Open this lesson in your favourite AI. It'll walk you through the why, explain the demo, and quiz you on the try-it list.
A Solana transaction is a list of instructions, each of which names the program to call, the accounts it touches, and the data (opcode + args) to pass. That list is submitted atomically: all succeed or all roll back. This structure — programs + accounts + data — is radically simpler than Ethereum's 'call a function on a contract' frame; it's closer to 'hand a list of accounts and opcodes to the runtime.' Understanding the wire-level transaction layout lets you read any Solana transaction in an explorer and see exactly what it does.
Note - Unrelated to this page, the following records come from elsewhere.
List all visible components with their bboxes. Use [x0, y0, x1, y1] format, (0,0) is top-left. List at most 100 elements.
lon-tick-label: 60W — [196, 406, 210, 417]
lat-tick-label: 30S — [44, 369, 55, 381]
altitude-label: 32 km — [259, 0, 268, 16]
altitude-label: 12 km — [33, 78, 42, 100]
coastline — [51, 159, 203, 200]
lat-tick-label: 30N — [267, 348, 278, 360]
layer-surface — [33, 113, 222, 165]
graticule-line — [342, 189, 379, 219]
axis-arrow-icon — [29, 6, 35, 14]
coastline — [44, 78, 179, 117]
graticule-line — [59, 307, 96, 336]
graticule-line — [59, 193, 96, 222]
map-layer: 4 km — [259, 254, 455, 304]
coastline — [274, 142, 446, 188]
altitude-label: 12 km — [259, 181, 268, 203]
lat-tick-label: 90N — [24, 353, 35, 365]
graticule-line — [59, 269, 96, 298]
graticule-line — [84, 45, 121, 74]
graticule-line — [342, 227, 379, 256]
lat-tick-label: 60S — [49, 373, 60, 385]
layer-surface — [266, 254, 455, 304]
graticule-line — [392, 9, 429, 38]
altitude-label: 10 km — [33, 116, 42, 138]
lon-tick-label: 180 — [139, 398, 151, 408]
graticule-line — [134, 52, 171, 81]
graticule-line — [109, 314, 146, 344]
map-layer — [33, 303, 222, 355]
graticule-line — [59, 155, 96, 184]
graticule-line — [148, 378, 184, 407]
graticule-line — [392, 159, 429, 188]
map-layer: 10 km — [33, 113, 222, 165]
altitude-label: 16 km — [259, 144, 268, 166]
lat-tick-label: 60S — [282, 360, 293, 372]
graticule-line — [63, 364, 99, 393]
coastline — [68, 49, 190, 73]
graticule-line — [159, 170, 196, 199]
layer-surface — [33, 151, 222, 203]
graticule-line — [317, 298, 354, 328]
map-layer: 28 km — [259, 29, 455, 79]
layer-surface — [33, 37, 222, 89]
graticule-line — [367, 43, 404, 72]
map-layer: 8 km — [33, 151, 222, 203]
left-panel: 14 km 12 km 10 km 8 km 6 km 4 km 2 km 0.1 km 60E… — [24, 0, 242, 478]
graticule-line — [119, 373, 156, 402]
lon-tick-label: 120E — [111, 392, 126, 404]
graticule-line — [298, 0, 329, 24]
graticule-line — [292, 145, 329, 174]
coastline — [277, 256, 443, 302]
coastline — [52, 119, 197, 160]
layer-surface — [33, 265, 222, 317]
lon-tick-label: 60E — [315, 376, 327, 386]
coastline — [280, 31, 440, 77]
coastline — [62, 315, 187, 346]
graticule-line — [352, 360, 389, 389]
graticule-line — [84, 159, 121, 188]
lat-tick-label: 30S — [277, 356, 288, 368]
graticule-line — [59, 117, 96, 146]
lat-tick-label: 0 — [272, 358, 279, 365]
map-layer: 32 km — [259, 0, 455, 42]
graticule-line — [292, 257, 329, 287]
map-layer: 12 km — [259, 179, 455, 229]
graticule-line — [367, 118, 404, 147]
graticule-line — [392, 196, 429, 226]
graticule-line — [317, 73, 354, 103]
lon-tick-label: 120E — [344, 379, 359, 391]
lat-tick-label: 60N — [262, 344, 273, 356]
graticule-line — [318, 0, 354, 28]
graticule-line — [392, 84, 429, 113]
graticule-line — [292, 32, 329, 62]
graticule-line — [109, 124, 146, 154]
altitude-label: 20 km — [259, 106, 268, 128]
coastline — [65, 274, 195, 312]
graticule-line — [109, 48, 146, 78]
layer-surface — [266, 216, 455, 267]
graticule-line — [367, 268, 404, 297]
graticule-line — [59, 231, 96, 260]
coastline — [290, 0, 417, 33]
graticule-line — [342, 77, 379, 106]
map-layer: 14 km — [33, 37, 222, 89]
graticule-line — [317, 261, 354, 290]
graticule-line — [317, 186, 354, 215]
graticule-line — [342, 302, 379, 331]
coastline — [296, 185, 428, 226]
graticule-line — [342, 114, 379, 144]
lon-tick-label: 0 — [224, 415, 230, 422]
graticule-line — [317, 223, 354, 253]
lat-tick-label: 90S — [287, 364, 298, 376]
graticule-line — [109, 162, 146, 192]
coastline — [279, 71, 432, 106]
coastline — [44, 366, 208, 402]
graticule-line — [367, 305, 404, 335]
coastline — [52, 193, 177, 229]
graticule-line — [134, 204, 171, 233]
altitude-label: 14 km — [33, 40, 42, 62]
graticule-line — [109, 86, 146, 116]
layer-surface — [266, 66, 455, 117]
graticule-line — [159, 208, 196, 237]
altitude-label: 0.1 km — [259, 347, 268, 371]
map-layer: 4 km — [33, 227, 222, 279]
Send 0.01 SOL with one instruction. The instruction names SystemProgram, names two accounts (from, to), and carries the opcode Transfer with amount 10_000_000. The transaction is signed by the sender and submitted. On arrival, the runtime loads both accounts, passes them to the System program, which mutates both balances, and the transaction commits. That's the whole model.
// Rust — construct and send a transfer using solana-sdk
use solana_sdk::{
signature::{Keypair, Signer},
system_instruction::transfer,
transaction::Transaction,
commitment_config::CommitmentConfig,
pubkey::Pubkey,
};
use solana_client::rpc_client::RpcClient;
use std::str::FromStr;
fn main() -> Result<(), Box<dyn std::error::Error>> {
let client = RpcClient::new_with_commitment(
"https://api.devnet.solana.com".to_string(),
CommitmentConfig::confirmed(),
);
let from = Keypair::new(); // funded via airdrop for demo
let to = Pubkey::from_str("11111111111111111111111111111111")?; // example
let ix = transfer(&from.pubkey(), &to, 10_000_000); // 0.01 SOL
let blockhash = client.get_latest_blockhash()?;
let tx = Transaction::new_signed_with_payer(
&[ix], Some(&from.pubkey()), &[&from], blockhash,
);
let sig = client.send_and_confirm_transaction(&tx)?;
println!("Tx: {}", sig);
Ok(())
}
cargo runUse these three in order. Each builds on the one before.
In one paragraph, explain a Solana transaction's structure — what's in it, who signs it, and what the runtime does when it arrives.
Walk me through what happens step by step when you submit a transaction: from the RPC call, through validator forwarding, through Sealevel's parallel executor, to the commitment on-chain.
Given I need to execute a complex DeFi operation that touches 30 accounts, walk me through how Versioned Transactions + address lookup tables shrink the transaction size, and what the cost model is for creating + using a lookup table.